Тем самым, «смерть» становится реальной перспективой — Ричард дает Анне настоящий меч, которым его можно убить, хотя говорить он продолжает о метафорической петрарковской смерти. В результате возникает мощный театральный эффект — действие, заряженное эротизмом, усиленным тем, что Анна и впрямь может всадить меч ему в грудь. Это явствует из последних слов Ричарда, где он соединяет признание вины (до этой минуты признаваемой им лишь косвенно, путем иносказаний) и желания, но Анна не отшатывается от домогающегося, и не по мягкости характера, а потому, что ей нравится быть вожделенной. Что и делает ее беспомощной и податливой: от «убийства» Анной Ричарда всего один шаг до — «совершенного ею» ретроспективно, с ее согласия — убийства Генриха (ее свекра) и Эдуарда (ее мужа).

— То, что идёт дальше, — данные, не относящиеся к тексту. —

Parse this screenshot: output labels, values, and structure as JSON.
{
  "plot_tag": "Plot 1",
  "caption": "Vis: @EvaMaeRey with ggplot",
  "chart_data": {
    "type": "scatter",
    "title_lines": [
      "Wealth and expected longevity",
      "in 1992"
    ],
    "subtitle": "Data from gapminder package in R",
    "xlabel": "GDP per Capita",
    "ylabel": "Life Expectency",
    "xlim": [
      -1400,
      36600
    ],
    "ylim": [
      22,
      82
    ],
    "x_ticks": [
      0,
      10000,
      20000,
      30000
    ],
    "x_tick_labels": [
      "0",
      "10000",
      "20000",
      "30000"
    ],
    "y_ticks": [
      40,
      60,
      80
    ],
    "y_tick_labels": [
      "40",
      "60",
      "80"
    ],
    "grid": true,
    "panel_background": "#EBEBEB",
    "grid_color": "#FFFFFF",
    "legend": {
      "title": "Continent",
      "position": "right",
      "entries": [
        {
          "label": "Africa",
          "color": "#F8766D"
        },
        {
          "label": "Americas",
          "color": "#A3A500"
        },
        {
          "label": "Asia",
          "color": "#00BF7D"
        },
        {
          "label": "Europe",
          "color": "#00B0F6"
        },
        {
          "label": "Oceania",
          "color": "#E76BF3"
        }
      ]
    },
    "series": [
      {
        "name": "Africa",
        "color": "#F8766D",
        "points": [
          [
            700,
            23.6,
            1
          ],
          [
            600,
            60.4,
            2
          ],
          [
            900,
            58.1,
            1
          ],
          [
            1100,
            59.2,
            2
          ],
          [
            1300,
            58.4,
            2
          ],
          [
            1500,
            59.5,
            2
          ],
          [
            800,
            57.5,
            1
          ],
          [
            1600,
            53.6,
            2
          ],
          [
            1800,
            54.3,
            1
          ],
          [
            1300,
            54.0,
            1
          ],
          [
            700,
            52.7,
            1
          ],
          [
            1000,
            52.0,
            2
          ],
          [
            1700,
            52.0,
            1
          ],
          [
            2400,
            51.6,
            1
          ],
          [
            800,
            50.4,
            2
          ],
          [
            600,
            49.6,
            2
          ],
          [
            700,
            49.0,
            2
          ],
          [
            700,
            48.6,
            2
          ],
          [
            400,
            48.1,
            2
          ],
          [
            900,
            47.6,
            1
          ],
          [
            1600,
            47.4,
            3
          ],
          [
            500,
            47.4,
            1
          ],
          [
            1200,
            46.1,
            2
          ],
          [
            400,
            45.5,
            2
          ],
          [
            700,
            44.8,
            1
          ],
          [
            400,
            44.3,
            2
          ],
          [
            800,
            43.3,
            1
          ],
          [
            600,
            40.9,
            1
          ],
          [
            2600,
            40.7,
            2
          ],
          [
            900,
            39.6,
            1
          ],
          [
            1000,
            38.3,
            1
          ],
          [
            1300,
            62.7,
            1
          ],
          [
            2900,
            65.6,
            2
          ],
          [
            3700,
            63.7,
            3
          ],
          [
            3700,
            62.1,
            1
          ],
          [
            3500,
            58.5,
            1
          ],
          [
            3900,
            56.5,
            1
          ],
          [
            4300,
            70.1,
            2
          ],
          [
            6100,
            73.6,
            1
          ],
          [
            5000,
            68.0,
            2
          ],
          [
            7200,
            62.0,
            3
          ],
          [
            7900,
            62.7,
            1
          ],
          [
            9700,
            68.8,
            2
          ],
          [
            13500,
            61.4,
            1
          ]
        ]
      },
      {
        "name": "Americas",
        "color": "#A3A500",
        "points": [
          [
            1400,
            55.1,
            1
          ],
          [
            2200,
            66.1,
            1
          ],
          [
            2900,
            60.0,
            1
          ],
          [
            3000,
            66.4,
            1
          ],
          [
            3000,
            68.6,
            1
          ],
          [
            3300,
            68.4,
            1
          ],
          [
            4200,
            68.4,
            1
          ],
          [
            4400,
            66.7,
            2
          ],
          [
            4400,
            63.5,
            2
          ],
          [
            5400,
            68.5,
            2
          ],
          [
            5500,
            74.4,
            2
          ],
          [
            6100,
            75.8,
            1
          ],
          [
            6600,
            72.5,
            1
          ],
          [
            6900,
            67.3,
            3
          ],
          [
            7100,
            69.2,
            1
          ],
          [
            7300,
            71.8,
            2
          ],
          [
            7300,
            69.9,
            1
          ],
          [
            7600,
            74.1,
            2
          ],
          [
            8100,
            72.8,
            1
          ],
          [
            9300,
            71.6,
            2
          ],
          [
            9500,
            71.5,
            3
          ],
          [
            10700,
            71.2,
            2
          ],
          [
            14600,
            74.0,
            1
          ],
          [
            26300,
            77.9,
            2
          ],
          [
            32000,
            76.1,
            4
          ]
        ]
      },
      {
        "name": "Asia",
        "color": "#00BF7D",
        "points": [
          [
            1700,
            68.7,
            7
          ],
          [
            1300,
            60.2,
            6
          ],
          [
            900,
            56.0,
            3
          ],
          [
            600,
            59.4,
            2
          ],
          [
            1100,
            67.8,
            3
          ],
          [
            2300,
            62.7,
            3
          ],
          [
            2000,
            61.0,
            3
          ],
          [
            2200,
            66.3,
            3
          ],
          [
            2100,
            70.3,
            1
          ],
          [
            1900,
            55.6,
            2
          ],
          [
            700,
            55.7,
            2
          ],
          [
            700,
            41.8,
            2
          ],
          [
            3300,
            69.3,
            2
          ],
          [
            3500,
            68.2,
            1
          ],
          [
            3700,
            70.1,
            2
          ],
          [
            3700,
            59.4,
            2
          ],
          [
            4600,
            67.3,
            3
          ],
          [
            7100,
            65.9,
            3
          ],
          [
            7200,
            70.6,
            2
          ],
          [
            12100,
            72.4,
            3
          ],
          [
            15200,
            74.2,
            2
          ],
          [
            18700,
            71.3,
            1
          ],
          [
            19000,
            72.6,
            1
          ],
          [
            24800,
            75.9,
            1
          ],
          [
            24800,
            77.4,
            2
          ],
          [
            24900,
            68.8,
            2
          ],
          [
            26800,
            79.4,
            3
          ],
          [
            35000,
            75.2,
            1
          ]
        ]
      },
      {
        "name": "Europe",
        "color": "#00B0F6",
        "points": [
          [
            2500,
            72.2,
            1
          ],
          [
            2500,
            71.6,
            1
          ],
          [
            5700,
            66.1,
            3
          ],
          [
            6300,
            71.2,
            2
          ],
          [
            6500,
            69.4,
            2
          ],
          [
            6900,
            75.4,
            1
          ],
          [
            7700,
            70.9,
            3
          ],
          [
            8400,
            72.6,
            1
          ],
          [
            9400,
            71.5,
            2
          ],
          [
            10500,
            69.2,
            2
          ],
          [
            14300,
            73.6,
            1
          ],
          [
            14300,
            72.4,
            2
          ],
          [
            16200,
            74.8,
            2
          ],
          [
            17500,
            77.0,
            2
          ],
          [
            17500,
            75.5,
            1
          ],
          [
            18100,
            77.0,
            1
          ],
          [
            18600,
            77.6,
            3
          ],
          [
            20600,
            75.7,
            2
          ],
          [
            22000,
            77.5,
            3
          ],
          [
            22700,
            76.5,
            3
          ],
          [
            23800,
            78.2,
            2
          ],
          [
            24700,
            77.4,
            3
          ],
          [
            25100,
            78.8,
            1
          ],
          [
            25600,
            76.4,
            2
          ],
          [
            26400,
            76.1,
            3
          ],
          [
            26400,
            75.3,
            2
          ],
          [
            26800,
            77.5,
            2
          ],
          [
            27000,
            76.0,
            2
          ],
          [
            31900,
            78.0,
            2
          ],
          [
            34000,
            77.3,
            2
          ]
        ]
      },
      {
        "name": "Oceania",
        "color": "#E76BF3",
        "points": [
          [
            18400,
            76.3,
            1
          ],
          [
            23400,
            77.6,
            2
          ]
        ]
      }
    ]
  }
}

Как часто бывает у Шекспира, широко развернутую сцену одной драмы он сводит до стенографической записи в другой, где обыгрываемая ситуация и взаимоотношения героев очерчиваются лишь контурно. Так, бесстыдное обольщение Анны над трупом ее свекра приводит на ум ситуацию в «Гамлете», но можно только догадываться, как искушал Гертруду убийца ее мужа, ибо это совершается за сценой. Горячечное воображение Гамлета живо воспроизводит эти домогательства, особенно в ту минуту, когда он упрекает мать, казалось бы, давно достигшую возраста матроны, в неподобающей отзывчивости к плотским утехам. Точно так же его уничижительное замечание о радости инцестуозной Клавдиевой «засаленной постели» наводит на мысль о мощной природе сексуальных отношений между его дядей и матерью. Многие критики трагедии считают, что реакция сына на новый брак матери преувеличена, чему стараются найти психологическое объяснение за пределами непосредственного сценического действия. Но не исключено, что ими движет желание перевернуть отношения, перенеся сексуальный акцент на сына. На самом деле, Гамлет испытает потрясение, соизмеримое тому, какое испытывают зрители «Ричарда III», когда внезапно становятся свидетелями торжества эротического начала. Клавдий — меньший «макьявель» в трагедии и отнюдь не ее герой, поэтому понятно, что все его поступки автор не разглядывает в лупу. Мы не видим страстной любви Клавдия к Гертруде, разве что в самом конце, когда он просит ее не пить из отравленного кубка. Но другая, более ранняя пьеса Шекспира, поможет нам заполнить лакуны, если наш разум, как разум Гамлета, того требует. Соблазнение Анны Ричардом дает нам возможность «дописать» «недостающие», подразумеваемые сцены ухаживания Клавдия за Гертрудой. А что их связывает страсть, ясно видно из совета, который Гамлет дает матери:

Сегодня воздержитесь,

И это вам невольно облегчит

Дальнейшую воздержность; дальше — легче…[149]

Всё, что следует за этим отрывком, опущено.